Dr. Steinmann describes how a woman can prevent shoulder arthritis.
It’s difficult to, I am always careful about trying to get people that think that they should treat their shoulder in a different way, that there’s something is going to prevent further arthritis. I think it’s important after you have had surgery for shoulder arthritis to modify your activities, but the question is of course what can you do beforehand.

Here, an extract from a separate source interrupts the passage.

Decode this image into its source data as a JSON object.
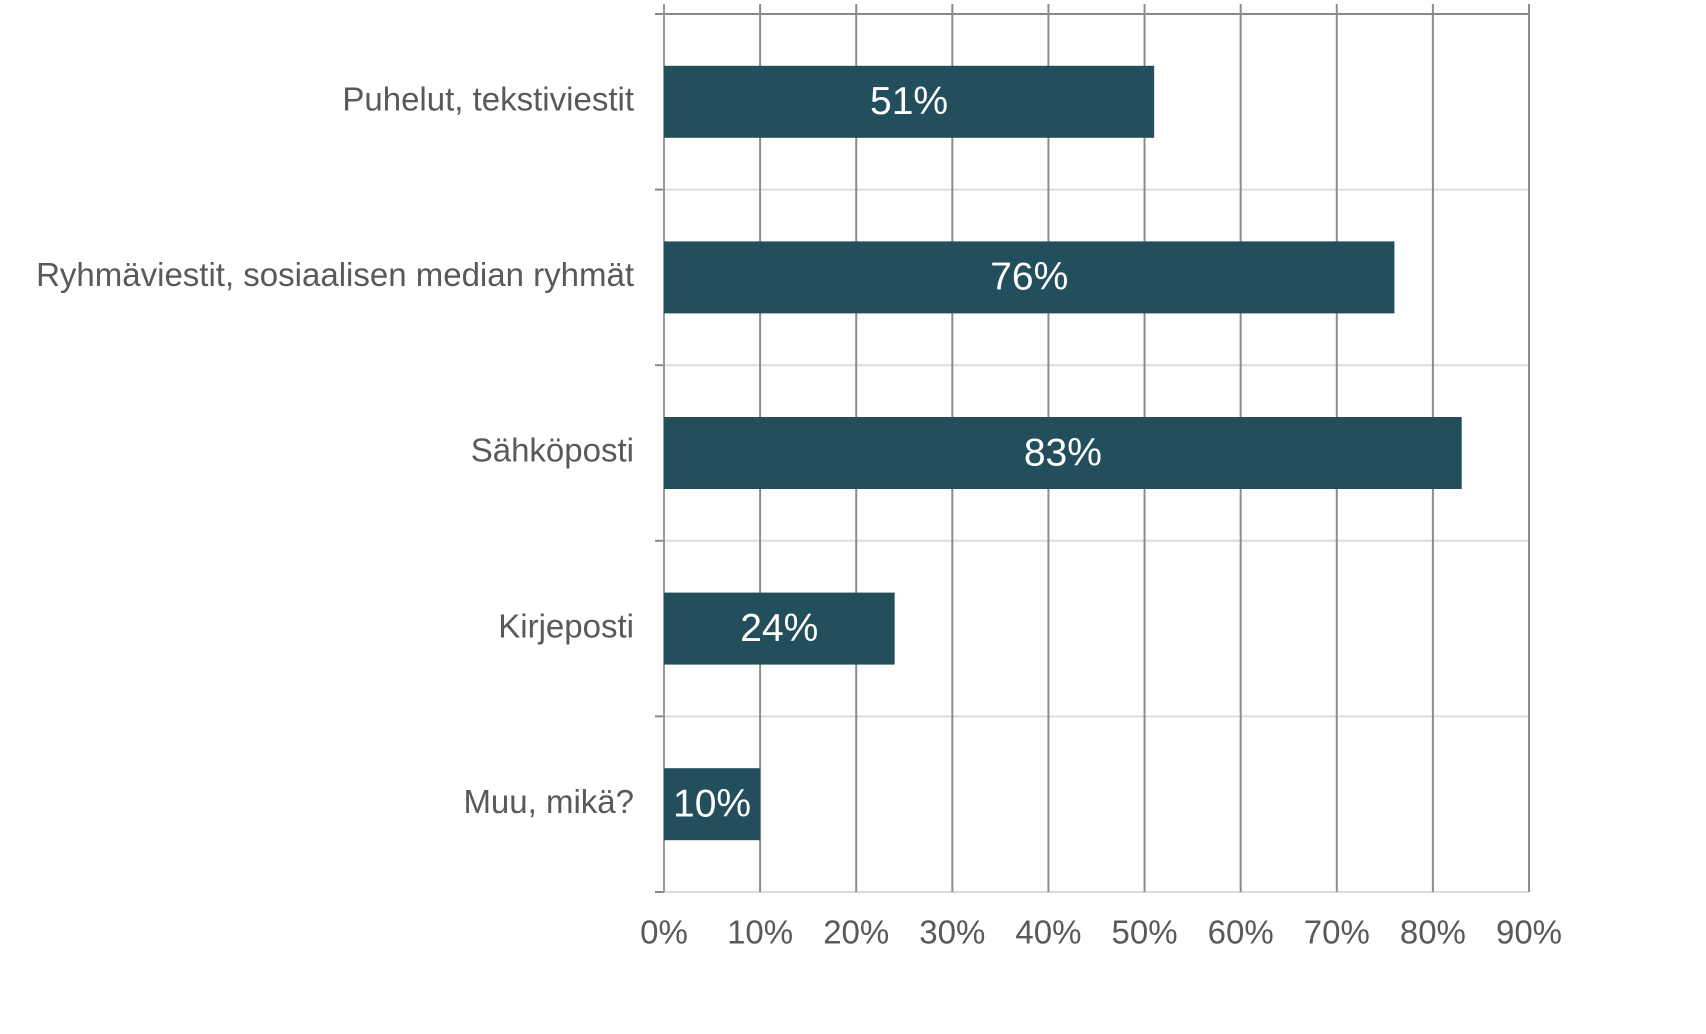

I think it’s actually a good idea to keep your shoulders moving, to keep a healthy sporting activity for your shoulders. It had not been shown that if you back off from activities and don’t do tennis, if you love tennis, golf if you love tennis, that modifying your activity that way will decrease the chance of the arthritis in your shoulders. It won’t happen and also I encourage my patients to live life to the fullest, use their shoulders as they want to in any sporting endeavor they have and if they have pain, they’ll come to us, we’ll get an x-ray, which is how we define the arthritis in the shoulder and then we can make some modifications.
For example, if a patient is a weight lifter, that’s a condition where I would probably say, “Well, I think your weightlifting days may need to be limited to a certain extent because that weightlifting will put tremendous stress on any joint, particularly in the upper extremity and potentially aggravating the arthritis and truly increasing the pain of the arthritis itself.”
About Dr. Steinmann, M.D.:
Dr. Scott P. Steinmann, M.D., is on orthopedic surgery at the Mayo Clinic Sports Medicine Center in Minnesota. Dr. Steinmann received his medical training from Cornell University Medical College in New York, completed his residency in orthopedics at New York Orthopedic Hospital and completed a fellowships focusing on the shoulder and hand surgery from Columbia-Presbyterian Medical Center and Mayo Graduate School of Medicine respectively.